For some time now, a number of companies have been trying to set up a new residential delivery system, one based on drones. Using such devices may come with a number of useful features.
For examples, drones should make it easier to reach remote or rural areas. And they could also provide a cheaper and faster transportation method. As big companies are trying to set up this new drone delivery system, they are still carrying out tests.
On February 20, UPS also started rolling out its first drone delivery system tests. These targeted a specific drone use. More exactly, they are trying to test and develop a residential such delivery system.
UPS rolled out its first residential drone delivery test in Lithia, Fla. These are not the company’s first drone tests. But it was the first to see drones being launched from a delivery van.
UPS’s new drone delivery system would work as follows. The drones would be launched from a delivery van. This would be carrying both the packages and the device. Following its launch, the drone would deliver the product directly to the doorstep.
After that it, it will return to the delivery van for a restock. In the meantime, the van itself would have moved to a new destination down the road. Such delivery vans would come equipped with robotic arms. These would pull down the drone and dock it on the van’s roof.
Monday’s tests saw the use of a Workhouse Group drone. Workhouse Group Inc, an Ohio-based company, already is a technology supplier for UPS.

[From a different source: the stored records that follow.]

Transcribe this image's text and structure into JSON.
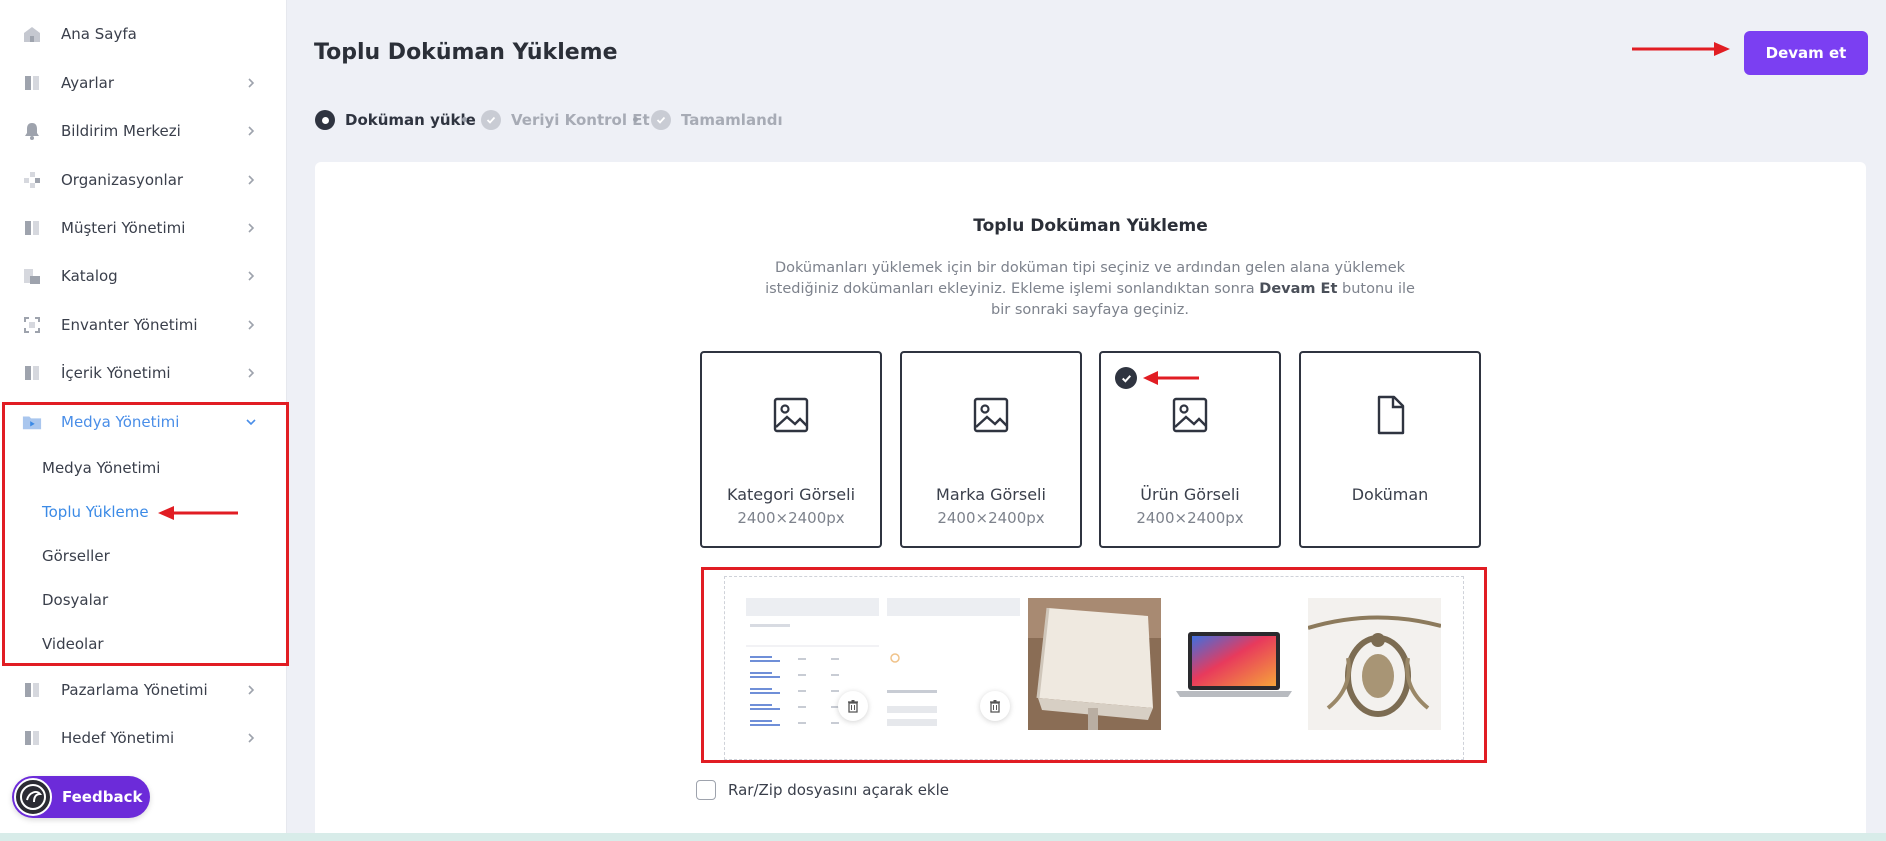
{
  "sidebar": {
    "items": [
      {
        "label": "Ana Sayfa",
        "icon": "home-icon",
        "has_chevron": false
      },
      {
        "label": "Ayarlar",
        "icon": "settings-panel-icon",
        "has_chevron": true
      },
      {
        "label": "Bildirim Merkezi",
        "icon": "bell-icon",
        "has_chevron": true
      },
      {
        "label": "Organizasyonlar",
        "icon": "organization-icon",
        "has_chevron": true
      },
      {
        "label": "Müşteri Yönetimi",
        "icon": "customer-icon",
        "has_chevron": true
      },
      {
        "label": "Katalog",
        "icon": "catalog-icon",
        "has_chevron": true
      },
      {
        "label": "Envanter Yönetimi",
        "icon": "inventory-icon",
        "has_chevron": true
      },
      {
        "label": "İçerik Yönetimi",
        "icon": "content-icon",
        "has_chevron": true
      },
      {
        "label": "Medya Yönetimi",
        "icon": "media-folder-icon",
        "has_chevron": true,
        "expanded": true
      },
      {
        "label": "Pazarlama Yönetimi",
        "icon": "marketing-icon",
        "has_chevron": true
      },
      {
        "label": "Hedef Yönetimi",
        "icon": "target-icon",
        "has_chevron": true
      }
    ],
    "media_subitems": [
      {
        "label": "Medya Yönetimi",
        "active": false
      },
      {
        "label": "Toplu Yükleme",
        "active": true
      },
      {
        "label": "Görseller",
        "active": false
      },
      {
        "label": "Dosyalar",
        "active": false
      },
      {
        "label": "Videolar",
        "active": false
      }
    ],
    "feedback_label": "Feedback"
  },
  "header": {
    "title": "Toplu Doküman Yükleme",
    "continue_label": "Devam et"
  },
  "stepper": [
    {
      "label": "Doküman yükle",
      "state": "current"
    },
    {
      "label": "Veriyi Kontrol Et",
      "state": "pending"
    },
    {
      "label": "Tamamlandı",
      "state": "pending"
    }
  ],
  "upload": {
    "title": "Toplu Doküman Yükleme",
    "description_part1": "Dokümanları yüklemek için bir doküman tipi seçiniz ve ardından gelen alana yüklemek istediğiniz dokümanları ekleyiniz. Ekleme işlemi sonlandıktan sonra ",
    "description_bold": "Devam Et",
    "description_part2": " butonu ile bir sonraki sayfaya geçiniz.",
    "types": [
      {
        "name": "Kategori Görseli",
        "size": "2400×2400px",
        "icon": "image-icon",
        "selected": false
      },
      {
        "name": "Marka Görseli",
        "size": "2400×2400px",
        "icon": "image-icon",
        "selected": false
      },
      {
        "name": "Ürün Görseli",
        "size": "2400×2400px",
        "icon": "image-icon",
        "selected": true
      },
      {
        "name": "Doküman",
        "size": "",
        "icon": "document-icon",
        "selected": false
      }
    ],
    "thumbnails": [
      {
        "kind": "document-preview",
        "deletable": true
      },
      {
        "kind": "document-preview",
        "deletable": true
      },
      {
        "kind": "tablecloth-photo",
        "deletable": false
      },
      {
        "kind": "laptop-photo",
        "deletable": false
      },
      {
        "kind": "embroidery-photo",
        "deletable": false
      }
    ],
    "zip_option_label": "Rar/Zip dosyasını açarak ekle",
    "zip_option_checked": false
  },
  "colors": {
    "accent": "#7b3ff2",
    "active_link": "#3b8ae6",
    "annotation_red": "#e11d23",
    "background": "#eef0f6"
  }
}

The company released the HorseFly UAV Delivery System. And this was used in the February 20th test. It was specifically adapted to work with the proposed van delivery system.
The test trucks were also specifically adapted. They are custom built so as to be able to launch the HorseFly drones. And also to grab them as they return. HorseFly can be lowered inside a cage in the truck and reloaded. Whilst docked to the truck, the drone is also recharging. It does so through a physical connection. This links the drone arms to the van’s electric battery.
John Dodero, the UPS Vice President of Engineering, released some details. According to him, UPS is looking to make this type of residential drone delivery system work on any type of vehicle.
Its purpose will be to make last-mile deliveries. And it should work on electric or gas-powered vehicles alike. The key factors will be to ensure the drone’s charging and docking systems.
The UPS drones saw the use of on octocopter. And they are said to carry “implications for future deliveries”. This new drone delivery system may especially advantage rural areas. With homes few and far in between, it would make it easier for the van driver to simply push a button and deploy the drone. This would save a significant mileage.
Nonetheless, a daily drone delivery system is still quite far away. Technicians still have to work out a few details. Reportedly, a second UPS test on Monday suffered from a glitch. And developers still have to fine tune the drone docking and release systems.
And the U.S. Federal Aviation Administration is still working on establishing a series of set commercial drone rules and regulations.